Delaware State University is reportedly defending its decision to cut the women’s equestrian team by claiming it nevertheless complies with prong two: the compliance test that requires a university to show a history and continuing practice of expanding women’s athletics. The problem with DSU’s prong two argument is that all courts that have considered whether cuts to women’s teams violate Title IX have recognized that cutting a viable women’s team necessarily violates prong two: reducing opportunities
This is the tradeoff for the flexibility prong two provides in the first place: schools don’t have to achieve proportionality (prong 1) or full accommodation of interests (prong 3) overnight; they will not violate the law if they are working towards those goals by program expansion. But this flexibility is not boundless: it does not allow a university to stall (hence, “continuing” practice) and it does not allow a university to backslide by cutting a viable women’s program. Rather, as the First Circuit said in Cohen v. Brown, it requires a university to “march uninterruptedly in the direction of equal athletic opportunity.” More recently, the district court in Connecticut articulated an identical interpretation of prong two when it held that Quinnipiac University necessarily did not show a history and continuing practice of program expansion after it cut its viable women’s volleyball team: “That is because, by eliminating a women’s team while there is sufficient interest to field one, the University will have failed to demonstrate that it is committed to expanding opportunities for the underrepresented gender – women.”

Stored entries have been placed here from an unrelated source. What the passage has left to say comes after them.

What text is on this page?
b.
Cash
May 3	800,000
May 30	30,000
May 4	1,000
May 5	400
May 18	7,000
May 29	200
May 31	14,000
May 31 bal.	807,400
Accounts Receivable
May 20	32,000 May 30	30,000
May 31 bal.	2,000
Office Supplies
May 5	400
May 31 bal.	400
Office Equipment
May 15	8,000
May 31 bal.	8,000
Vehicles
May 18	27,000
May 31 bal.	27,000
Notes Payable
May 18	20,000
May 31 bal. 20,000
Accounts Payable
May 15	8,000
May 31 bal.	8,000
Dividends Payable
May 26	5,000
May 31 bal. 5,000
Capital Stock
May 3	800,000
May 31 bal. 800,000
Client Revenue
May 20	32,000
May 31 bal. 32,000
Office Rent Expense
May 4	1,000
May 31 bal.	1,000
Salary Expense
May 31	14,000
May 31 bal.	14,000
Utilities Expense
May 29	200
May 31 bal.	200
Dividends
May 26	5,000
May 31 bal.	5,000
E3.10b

Coincidentally, it looks like the court’s prong two interpretation is not the only reason to compare DSU’s case to Quinnipiac’s. DSU’s second defense of its decision to cut equestrian is the announcement of plans to add a competitive cheer team. However, this does not change a court’s likely outcome on the prong 2 question. As long as one sex (here, women) are underrepresented in athletics, prong 2 compliance means the University has to keep its viable programs AND add new ones. Cutting-and-adding does not count.
A second issue is whether adding cheer put the university in compliance with prong 1. If so the prong 2 argument is not necessary. But putting aside the obvious argument that DSU should not be able to count cheer opportunities that don’t yet exist, there is no way DSU will satisfy prong 1 by adding cheer. The disparity between the percentage of women students and women’s athletic opportunities is so severe that by my calculation, DSU would have to add 156 cheer athletes– more than doubling the current number of women’s athletic opportunities — to comply with prong 1. Surely this is not what DSU is planning. If it is, it’s got other problems, as courts have started to crack down on universities that manipulate prong 1 calculation by padding the rosters of women’s teams.
In sum, I continue to predict that this case will resolve quickly and in favor of the present and recruited equestrians who have filed suit against DSU.